Kami menyebar survei daring selama Februari–Maret 2023 dan mendapatkan 191 responden dengan rentang umur 18–24 tahun. Hasilnya: 

  • 110 responden mengalami kecemasan, mulai dari tingkat sedang hingga sangat berat. 
  • 41 responden mengalami gangguan depresi sedang hingga sangat berat. 
  • 17 responden mengalami stres tingkat sedang. 
  • 23 responden tidak mengalami gangguan mental (depresi, kecematan, stres). 

Dari 191 responden, kami mendapatkan: 

  • 10 responden mengalami gangguan depresi dan cemas dengan tingkat sangat berat.

Psikolog klinis di Pekanbaru, Zahrah Muhammad, membagikan ceritanya kepada kami bahwa mayoritas yang konseling ke dirinya adalah mahasiswa, yang kebanyakan mengalami gangguan kecemasan dan depresi. Gangguan mental jenis ini dinilai Zahrah paling sering terjadi pada mahasiswa semester akhir. Pemantiknya adalah tugas akhir. 

Mulanya mereka ogah-ogahan konseling. Ketika usia kuliah di pengujung tanduk, barulah mereka bingung dan tertekan, kata Zahrah. Hal itu mempengaruhi kesehatan mental mereka. 

Mereka biasanya curhat masalah keluarga, pertemanan, hingga hubungan asmara. 

“Masalahnya macam-macam dan kadang yang datang konseling cuma mau didengar,” kata Zahrah. 

Tak ada gambaran umum yang menunjukkan seseorang dengan gangguan mental. Hanya saja, kita mungkin diduga menyimpan gangguan mental saat mengganggu kegiatan sehari-hari kita. Lebih lanjut, perasaan kita mudah sensitif.
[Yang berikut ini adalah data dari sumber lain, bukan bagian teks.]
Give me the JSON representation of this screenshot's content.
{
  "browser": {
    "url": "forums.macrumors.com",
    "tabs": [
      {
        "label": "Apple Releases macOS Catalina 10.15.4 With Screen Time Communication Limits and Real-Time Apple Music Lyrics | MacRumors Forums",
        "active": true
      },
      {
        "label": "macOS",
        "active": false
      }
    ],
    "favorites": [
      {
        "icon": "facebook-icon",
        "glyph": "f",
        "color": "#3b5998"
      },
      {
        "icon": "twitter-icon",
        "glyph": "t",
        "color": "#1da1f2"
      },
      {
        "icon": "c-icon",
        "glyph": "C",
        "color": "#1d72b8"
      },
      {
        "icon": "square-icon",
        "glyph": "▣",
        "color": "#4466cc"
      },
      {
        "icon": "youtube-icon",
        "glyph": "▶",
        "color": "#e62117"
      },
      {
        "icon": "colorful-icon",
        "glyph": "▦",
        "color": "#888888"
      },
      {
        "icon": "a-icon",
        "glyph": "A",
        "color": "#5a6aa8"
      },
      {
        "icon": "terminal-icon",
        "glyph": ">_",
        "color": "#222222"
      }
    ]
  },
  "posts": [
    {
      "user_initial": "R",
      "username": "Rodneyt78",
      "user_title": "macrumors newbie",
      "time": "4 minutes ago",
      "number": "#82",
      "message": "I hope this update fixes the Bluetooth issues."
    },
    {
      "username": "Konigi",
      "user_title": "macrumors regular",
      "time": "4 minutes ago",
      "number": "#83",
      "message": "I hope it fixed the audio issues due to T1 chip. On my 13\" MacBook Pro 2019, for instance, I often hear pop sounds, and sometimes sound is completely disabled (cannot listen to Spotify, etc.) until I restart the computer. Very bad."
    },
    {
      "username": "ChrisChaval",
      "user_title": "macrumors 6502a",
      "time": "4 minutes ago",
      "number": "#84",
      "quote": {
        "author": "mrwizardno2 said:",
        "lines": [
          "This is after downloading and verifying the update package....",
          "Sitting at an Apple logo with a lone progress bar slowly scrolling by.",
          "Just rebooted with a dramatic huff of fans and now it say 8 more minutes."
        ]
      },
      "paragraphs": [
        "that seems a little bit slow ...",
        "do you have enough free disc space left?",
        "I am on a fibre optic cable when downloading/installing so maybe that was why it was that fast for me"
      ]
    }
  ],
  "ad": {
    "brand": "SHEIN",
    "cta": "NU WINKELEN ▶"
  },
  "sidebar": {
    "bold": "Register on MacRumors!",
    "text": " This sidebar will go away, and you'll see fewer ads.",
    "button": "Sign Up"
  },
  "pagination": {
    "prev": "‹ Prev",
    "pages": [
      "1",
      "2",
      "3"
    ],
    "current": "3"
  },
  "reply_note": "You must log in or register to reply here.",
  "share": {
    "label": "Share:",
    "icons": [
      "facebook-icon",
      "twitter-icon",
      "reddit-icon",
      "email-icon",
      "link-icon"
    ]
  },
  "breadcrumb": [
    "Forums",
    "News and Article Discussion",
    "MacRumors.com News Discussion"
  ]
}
Kita mudah menangis. Pikiran kita tak bisa dikendalikan. Kita sulit tidur nyenyak. 

Bila sudah demikian, bahkan sampai membuat kita mangkir kuliah dan menyetop aktivitas harian, segeralah minta bantuan tenaga profesional, saran Zahrah.  

“Bicara dengan psikolog atau psikiater tidak melulu harus punya gangguan,” tambahnya.

Riska, yang didiagnosis mengalami skizoafektif, pernah dalam satu periode tertentu menutup diri dari keramaian. Ia tak pernah keluar rumah. Rentang September sampai November 2021 adalah waktu terpuruk baginya. Pandemi Covid-19 setidaknya membantunya. Perkuliahan saat itu daring sehingga tak perlu datang ke kampus. 

Lambat laun, Riska mulai memberanikan diri menceritakan kondisinya kepada temannya. Dan ia menerima dukungan dari orang-orang terdekatnya. Ia bersyukur, karena dari dukungan itu setidaknya ia mulai bisa menata hidupnya. 

Riska mulai bisa mengendalikan diri saat kambuh. Ia biasanya menenangkan diri, seperti memeluk diri sendiri dan menyebutkan kalimat-kalimat positif. 

“Ini khalayan,” ucapnya. “Nggak apa-apa. Nggak apa-apa.”